Art NotesArts & Culture

Plein Air Artists Capture Beauty in the Natural World

For the past 24 years, the Athens Area Plein Air Artists have gathered once a month at some of the most interesting outdoor locations in and around town, canvases and art supplies in hand. Working quickly, as per plein-air tradition, they capture the beauty of nature through their media of choice: watercolors, acrylics, oil paints, pastels, colored pencils, photography and even fiber art. Fittingly, a total of 24 artists are sharing a few of their favorites through “Our Point of View: Athens Area Plein Air Artists,” an exhibition currently installed at the Lyndon House Arts Center.

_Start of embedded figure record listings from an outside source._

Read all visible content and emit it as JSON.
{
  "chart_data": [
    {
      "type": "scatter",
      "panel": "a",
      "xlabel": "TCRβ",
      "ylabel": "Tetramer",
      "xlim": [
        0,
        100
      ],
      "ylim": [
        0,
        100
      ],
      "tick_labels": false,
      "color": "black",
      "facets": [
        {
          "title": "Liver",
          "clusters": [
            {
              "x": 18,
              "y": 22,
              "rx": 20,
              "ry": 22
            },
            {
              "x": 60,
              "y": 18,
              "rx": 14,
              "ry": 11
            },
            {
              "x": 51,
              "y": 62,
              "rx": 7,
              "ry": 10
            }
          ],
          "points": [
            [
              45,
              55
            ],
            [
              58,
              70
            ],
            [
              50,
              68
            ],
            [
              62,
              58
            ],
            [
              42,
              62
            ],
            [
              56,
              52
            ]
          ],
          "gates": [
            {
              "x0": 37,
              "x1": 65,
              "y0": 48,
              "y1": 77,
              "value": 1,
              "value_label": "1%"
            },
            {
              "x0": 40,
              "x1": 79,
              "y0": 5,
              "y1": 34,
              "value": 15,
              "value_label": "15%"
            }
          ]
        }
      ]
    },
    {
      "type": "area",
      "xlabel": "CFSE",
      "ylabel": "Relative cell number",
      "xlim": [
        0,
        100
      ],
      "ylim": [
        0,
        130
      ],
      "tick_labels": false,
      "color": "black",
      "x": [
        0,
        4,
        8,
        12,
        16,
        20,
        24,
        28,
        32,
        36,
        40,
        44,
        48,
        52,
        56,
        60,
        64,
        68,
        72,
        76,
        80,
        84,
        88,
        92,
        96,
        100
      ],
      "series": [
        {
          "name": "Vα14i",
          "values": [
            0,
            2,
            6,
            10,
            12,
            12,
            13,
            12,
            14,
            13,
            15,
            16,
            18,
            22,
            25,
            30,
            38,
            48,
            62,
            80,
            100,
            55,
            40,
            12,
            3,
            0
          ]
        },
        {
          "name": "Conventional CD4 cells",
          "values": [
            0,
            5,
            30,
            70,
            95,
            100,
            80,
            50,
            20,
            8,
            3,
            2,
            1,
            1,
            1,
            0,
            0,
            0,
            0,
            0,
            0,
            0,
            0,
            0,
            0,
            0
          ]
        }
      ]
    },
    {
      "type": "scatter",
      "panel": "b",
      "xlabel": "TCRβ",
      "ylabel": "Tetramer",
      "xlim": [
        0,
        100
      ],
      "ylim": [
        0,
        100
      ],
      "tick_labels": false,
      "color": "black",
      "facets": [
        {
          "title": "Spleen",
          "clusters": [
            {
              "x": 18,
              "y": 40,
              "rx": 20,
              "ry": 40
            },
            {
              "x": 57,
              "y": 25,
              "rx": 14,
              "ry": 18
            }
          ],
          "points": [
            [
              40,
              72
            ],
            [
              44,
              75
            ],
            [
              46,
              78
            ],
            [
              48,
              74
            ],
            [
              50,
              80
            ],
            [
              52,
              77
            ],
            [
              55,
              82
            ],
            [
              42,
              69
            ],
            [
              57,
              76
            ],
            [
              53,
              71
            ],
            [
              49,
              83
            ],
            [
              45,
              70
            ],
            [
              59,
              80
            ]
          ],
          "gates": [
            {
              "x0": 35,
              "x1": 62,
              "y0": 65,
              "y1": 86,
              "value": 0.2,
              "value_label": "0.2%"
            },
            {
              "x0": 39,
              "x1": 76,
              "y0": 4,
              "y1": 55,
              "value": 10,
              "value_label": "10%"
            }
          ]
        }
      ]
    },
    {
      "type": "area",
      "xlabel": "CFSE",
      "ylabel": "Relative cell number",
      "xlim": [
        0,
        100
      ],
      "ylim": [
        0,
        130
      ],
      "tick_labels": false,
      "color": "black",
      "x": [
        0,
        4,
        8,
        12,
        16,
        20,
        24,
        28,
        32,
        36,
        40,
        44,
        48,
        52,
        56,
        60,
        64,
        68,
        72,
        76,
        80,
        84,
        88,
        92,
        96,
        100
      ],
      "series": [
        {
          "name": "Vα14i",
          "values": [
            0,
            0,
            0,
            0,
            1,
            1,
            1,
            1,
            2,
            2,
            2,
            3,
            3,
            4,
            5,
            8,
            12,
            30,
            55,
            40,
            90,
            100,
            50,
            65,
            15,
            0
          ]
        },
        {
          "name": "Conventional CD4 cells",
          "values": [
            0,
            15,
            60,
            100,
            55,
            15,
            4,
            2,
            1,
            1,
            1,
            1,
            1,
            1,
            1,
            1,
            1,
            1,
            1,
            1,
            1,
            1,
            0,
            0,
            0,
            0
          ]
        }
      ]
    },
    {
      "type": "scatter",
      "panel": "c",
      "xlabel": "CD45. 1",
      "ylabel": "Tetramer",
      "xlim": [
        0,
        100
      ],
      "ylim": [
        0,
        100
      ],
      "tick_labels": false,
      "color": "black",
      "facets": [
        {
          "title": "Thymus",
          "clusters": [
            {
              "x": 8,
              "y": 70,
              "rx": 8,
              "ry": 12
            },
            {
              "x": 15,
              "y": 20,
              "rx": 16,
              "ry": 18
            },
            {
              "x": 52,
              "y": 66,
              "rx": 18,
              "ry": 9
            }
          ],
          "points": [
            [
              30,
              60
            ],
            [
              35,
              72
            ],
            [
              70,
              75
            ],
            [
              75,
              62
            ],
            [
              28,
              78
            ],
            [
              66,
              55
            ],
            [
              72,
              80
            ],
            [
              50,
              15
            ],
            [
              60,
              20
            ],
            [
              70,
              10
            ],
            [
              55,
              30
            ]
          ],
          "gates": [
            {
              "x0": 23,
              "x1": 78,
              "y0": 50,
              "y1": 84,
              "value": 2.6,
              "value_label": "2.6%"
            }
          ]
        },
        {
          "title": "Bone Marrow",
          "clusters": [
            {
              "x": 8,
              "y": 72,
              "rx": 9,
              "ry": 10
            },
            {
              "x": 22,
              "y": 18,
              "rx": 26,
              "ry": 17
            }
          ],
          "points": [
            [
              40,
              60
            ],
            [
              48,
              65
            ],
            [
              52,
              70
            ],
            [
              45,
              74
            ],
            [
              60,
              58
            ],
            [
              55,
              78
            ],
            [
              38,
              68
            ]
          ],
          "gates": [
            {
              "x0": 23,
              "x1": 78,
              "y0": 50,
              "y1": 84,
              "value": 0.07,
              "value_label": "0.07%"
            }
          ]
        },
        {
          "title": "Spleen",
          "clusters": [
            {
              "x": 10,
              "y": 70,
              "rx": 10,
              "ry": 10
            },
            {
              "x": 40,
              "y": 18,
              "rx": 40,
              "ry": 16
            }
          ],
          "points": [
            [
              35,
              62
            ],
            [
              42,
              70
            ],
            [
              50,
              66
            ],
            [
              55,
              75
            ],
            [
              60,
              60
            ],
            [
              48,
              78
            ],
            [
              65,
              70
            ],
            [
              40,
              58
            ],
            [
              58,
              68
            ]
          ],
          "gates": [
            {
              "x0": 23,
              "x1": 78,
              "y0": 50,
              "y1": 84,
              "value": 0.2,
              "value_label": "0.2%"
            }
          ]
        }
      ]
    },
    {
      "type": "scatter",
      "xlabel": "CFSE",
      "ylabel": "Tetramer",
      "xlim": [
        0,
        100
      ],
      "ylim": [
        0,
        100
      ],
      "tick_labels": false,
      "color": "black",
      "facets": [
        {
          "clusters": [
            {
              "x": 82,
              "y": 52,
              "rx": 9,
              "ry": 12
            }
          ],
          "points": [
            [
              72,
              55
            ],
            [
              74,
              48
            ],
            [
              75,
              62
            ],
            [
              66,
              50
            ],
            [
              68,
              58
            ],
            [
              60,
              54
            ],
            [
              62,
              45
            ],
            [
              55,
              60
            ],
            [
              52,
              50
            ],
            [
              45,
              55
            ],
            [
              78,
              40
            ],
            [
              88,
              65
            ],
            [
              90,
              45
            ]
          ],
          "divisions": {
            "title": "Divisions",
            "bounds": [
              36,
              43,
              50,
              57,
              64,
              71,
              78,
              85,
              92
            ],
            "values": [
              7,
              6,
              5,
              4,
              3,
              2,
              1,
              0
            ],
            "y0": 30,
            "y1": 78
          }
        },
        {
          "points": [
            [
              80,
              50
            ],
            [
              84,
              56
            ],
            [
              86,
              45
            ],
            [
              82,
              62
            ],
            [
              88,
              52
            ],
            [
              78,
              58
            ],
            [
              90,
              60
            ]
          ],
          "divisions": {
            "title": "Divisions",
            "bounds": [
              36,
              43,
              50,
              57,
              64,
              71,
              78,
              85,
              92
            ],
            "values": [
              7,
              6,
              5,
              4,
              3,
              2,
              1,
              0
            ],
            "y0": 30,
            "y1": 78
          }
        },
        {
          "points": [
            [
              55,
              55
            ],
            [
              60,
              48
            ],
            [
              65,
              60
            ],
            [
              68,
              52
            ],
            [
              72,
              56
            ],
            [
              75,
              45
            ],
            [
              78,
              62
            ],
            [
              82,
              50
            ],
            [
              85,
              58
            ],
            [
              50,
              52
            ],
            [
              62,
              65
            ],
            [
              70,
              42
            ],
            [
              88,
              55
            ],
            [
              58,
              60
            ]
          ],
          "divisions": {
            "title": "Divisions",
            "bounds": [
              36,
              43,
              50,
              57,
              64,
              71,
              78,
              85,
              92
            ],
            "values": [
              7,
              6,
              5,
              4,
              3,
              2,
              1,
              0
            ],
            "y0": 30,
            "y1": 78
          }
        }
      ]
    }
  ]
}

Athens Area Plein Air Artists was founded in 1994 by Claire Clements, who felt inspired to form the group after personal research into how to grow new brain cells. Her curiosity led her to stumble upon the breakthroughs of Marian Diamond, a University of California, Berkeley anatomy professor who worked posthumously on Einstein’s brain and is widely considered one of the founders of modern neuroscience. Diamond and her team were the first to publish hard data confirming the plasticity of the brain, or the concept that the brain can change and improve through experiences and enrichment. She suggests that there are three major essential elements to brain growth: stimulation, challenge and service to others. Approached from this mindset, the Plein Air Artists group effectively offers an opportunity for growth; artists are stimulated by what catches their eye in nature, challenged to render it artistically, then given the chance to help other artists by sharing ideas, techniques and motivational encouragement. 

Clements has dedicated much of her life to the service of others. After pursuing degrees in painting and art education at Carnegie Mellon and Penn State universities, she took a faculty position in the field of disabilities, finding ways to incorporate art into the programming. After 18 years of working at UGA, she decided to pursue her own artistic goals full-time.  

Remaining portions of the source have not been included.